ECLI:NL:CRVB:2025:1549
Centrale Raad van Beroep
- Proces-verbaal
- Rechtspraak.nl
Herziening en intrekking van bijstandsverlening wegens schending van inlichtingenverplichting en vermogen
In deze zaak heeft de Centrale Raad van Beroep op 7 oktober 2025 uitspraak gedaan in hoger beroep tegen een eerdere uitspraak van de rechtbank Noord-Holland van 25 mei 2023. De zaak betreft de intrekking en herziening van de bijstandsverlening aan appellante, alsook de terugvordering van bijstandsbedragen tot een totaal van € 17.311,06. De intrekking is gebaseerd op het feit dat appellante beschikte over vermogen dat boven het vrij te laten vermogen uitkwam, terwijl de herziening voortvloeit uit niet-gemelde inkomsten in de vorm van bijschrijvingen en kasstortingen op haar bankrekening. Appellante heeft haar inlichtingenverplichting geschonden door deze informatie niet te verstrekken, wat heeft geleid tot onterecht ontvangen bijstand.

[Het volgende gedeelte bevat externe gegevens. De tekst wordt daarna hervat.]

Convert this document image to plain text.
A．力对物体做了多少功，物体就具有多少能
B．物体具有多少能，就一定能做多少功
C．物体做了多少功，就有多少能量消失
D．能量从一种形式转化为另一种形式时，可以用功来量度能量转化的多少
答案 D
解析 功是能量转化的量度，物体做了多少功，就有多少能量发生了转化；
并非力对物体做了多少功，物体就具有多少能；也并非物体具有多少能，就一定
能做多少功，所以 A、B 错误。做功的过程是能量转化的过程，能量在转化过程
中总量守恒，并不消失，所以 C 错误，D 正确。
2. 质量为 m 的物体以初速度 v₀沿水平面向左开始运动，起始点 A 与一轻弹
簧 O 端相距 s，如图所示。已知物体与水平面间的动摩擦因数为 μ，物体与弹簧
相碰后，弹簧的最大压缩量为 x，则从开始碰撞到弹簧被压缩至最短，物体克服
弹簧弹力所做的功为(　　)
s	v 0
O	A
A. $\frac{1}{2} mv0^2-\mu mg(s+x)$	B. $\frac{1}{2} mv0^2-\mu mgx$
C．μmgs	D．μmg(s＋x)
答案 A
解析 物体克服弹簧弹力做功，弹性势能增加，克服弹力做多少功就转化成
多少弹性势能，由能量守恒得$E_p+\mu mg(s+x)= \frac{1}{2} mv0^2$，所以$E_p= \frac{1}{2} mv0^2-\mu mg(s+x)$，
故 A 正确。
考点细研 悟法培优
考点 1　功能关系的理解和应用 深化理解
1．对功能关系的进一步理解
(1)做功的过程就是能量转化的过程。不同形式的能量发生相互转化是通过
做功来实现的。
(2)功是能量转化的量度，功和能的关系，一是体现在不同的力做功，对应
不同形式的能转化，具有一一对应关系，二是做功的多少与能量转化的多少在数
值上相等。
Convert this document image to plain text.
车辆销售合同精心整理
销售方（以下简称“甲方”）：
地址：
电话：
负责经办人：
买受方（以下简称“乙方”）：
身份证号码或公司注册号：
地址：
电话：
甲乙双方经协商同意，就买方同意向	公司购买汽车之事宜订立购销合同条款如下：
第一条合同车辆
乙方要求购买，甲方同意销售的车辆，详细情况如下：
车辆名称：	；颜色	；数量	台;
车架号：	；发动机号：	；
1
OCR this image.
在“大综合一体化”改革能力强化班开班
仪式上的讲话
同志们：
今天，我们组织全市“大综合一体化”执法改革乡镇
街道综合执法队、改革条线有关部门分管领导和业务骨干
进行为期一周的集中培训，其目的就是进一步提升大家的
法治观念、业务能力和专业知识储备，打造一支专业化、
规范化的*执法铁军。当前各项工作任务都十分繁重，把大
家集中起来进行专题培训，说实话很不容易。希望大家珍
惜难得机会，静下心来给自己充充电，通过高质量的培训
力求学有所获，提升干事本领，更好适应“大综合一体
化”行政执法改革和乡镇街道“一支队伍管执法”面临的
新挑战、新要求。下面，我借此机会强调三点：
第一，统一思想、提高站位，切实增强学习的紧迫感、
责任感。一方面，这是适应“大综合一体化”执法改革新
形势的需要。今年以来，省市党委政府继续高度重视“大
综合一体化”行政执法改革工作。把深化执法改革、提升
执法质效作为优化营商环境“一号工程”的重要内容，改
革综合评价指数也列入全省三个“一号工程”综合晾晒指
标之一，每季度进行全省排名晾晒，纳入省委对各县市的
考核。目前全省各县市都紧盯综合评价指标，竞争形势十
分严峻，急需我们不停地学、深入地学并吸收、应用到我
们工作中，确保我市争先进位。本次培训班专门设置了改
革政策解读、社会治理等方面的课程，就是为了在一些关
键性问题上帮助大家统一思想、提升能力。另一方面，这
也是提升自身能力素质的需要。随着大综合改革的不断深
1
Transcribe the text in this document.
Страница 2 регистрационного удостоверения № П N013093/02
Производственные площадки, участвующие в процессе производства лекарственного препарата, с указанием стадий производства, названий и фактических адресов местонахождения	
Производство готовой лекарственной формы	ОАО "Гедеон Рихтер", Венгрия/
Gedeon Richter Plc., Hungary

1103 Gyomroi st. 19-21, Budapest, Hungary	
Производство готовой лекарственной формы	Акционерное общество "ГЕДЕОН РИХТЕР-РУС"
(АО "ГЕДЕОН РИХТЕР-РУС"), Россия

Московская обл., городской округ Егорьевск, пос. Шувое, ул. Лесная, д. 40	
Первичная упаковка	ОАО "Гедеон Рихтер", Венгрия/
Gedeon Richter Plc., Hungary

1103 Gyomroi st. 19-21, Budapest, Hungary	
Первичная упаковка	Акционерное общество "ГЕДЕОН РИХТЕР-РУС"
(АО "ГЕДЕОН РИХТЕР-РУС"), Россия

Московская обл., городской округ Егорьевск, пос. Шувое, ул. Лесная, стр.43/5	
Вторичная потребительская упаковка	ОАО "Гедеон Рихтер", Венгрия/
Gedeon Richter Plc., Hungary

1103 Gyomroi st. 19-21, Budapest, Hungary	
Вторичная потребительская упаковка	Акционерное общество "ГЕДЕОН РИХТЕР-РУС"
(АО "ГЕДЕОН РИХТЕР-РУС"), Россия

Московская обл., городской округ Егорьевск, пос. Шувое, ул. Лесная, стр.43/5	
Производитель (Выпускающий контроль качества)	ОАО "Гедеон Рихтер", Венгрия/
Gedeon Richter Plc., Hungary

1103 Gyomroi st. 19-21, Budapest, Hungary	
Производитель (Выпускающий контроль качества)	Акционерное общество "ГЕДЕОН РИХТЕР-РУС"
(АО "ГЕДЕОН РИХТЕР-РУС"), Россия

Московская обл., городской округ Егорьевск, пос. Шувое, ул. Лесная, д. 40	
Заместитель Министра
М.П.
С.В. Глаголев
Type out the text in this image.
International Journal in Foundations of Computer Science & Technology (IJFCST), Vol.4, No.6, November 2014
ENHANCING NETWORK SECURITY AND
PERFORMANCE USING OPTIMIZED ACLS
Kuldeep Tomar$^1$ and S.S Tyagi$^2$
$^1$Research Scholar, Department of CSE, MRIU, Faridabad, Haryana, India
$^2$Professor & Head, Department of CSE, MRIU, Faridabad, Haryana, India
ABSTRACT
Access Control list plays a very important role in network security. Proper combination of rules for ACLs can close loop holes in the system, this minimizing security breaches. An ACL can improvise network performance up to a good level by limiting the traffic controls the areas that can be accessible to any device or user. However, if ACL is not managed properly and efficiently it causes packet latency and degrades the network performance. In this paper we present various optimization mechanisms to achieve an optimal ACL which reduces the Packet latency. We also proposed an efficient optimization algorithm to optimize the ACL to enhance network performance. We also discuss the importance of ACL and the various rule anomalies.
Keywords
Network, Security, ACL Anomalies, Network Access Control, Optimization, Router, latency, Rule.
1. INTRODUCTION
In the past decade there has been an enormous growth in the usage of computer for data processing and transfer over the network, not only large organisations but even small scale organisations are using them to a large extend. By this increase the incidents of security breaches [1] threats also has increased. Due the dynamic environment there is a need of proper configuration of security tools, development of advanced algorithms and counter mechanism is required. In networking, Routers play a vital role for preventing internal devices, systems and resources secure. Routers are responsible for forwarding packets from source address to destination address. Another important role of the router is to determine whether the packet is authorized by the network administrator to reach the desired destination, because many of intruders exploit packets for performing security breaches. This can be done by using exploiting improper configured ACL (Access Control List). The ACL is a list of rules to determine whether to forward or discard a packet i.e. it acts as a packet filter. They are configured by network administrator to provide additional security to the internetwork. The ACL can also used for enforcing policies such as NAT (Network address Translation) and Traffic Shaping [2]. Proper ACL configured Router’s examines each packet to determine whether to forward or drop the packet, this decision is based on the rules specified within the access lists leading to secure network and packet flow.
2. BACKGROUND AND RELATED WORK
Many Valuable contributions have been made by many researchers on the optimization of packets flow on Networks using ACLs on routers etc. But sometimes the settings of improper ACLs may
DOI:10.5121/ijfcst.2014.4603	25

De Centrale Raad heeft in de regiebrief van 2 oktober 2024 appellante erop gewezen dat de beroepsgronden beperkt zijn tot de stelling dat het college onrechtmatig waarnemingen heeft verricht op basis van een anonieme brief. De Raad heeft echter vastgesteld dat deze waarnemingen niet aan de besluitvorming ten grondslag liggen. De beroepsgrond van appellante slaagt niet, omdat de waarnemingen niet relevant zijn voor de beslissing over de intrekking en herziening van de bijstand. De Raad bevestigt de eerdere uitspraak van de rechtbank, wat betekent dat de intrekking, herziening en terugvordering van de bijstand in stand blijven. Aangezien appellante geen gelijk heeft gekregen, is er ook geen aanleiding voor een kostenveroordeling.